Per tutti quelli, aziende, venditori e clienti che temono il parere dei clienti, vale la pena di leggere la pagina dei commenti su London Eating. Nonostante diversi pareri negativi, Little Bay è sempre un punto di interesse che le persone cercano.

Paga quello che vuoi

La Berlin Weinerei funziona da più di dieci anni in questo modo. Dopo le 20.00 i clienti affittano un bicchiere e possono bere pagando all’uscita ciò che vogliono. Questa strategia, apparentemente suicida, è però sostenuta dal grande potere di seduzione del personale dell’enoteca che convince i clienti a pagare di più.

Paga quello che puoi

Il Seattle Art Museum a febbraio di quest’anno ha giocato la carta del comfort per promuovere il suo nuovo spettacolo. “Nei tempi duri trova conforto nell’arte” era la campagna che chiedeva poi al visitatore di dare quello che poteva in quel  momento dare. La donazione suggerita era di 15 $, ma senza porre molta enfasi nella richiesta e senza pressare troppo i clienti, la campagna ha portato un numero crescente di visitatori, con un aumento anche dei paganti.

Fai un’offerta

A Singapore l’hotel della catena Ibis a febbraio ha lanciato una campagna promozionale in cui i clienti potevano scegliere il prezzo che erano disposti a pagare.. Fino al 15 marzo durante un certo periodo del giorno, un concorso ha permesso alle persone di registrarsi sul sito dell’albergo e di indicare l’importo che erano disposte a pagare per una notte nelle date proposte. Chi faceva un’offerta per primo aveva la possibilità di vincere una notte al prezzo suggerito. Migliaia di persone si sono iscritte al concorso e molte hanno proposto un prezzo molto vicino al prezzo reale richiesto.

Camere con accessori

Il resort di lusso Rancho Bernardo, nel 2009 ha proposto una soluzione “a la carte”.
La camera e tutte le sue dotazioni avevano un prezzo per ogni singola voce. Rinunciando a pezzi di comfort, il prezzo scendeva, fino a rimanere 1 dollaro per il solo letto e la camera sguarnita. Da aprile a giugno 2009 ogni giorno 5 camere sono state aggiudicate via internet in questo modo. Il numero delle visite online è cresciuto del 355% e le camere erano piazzate in quattro minuti massimo.

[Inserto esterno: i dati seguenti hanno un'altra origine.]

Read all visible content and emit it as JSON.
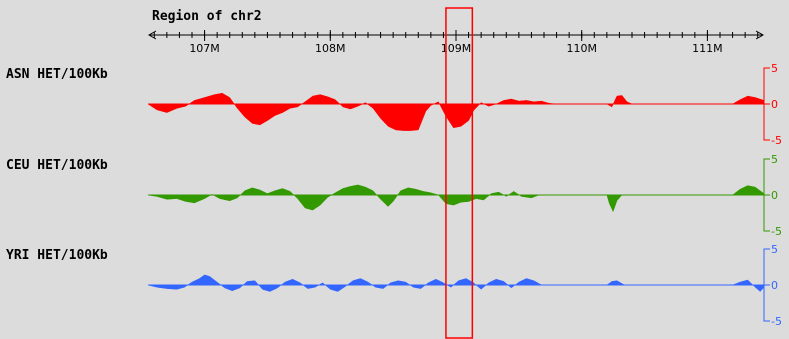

Servizio, qualità, fiducia

Cosa rende simili queste operazioni ? Che non si fondano solo sul prezzo basso e lo sconto fine a se stesso. Quando il cliente può pagare  quello che vuole, valuterà l’esperienza d’acquisto per altri fattori, la qualità, il servizio e sarà disponibile a considerarla meglio e più generosamente.
Sono tutte operazioni che scontano un prodotto e vendono qualcos’altro.
Operazioni che possono essere limitate nel tempo, ben collocate, e che creano interesse.Non necessariamente da imitare tali e quali, ma buone idee da cui prendere spunto.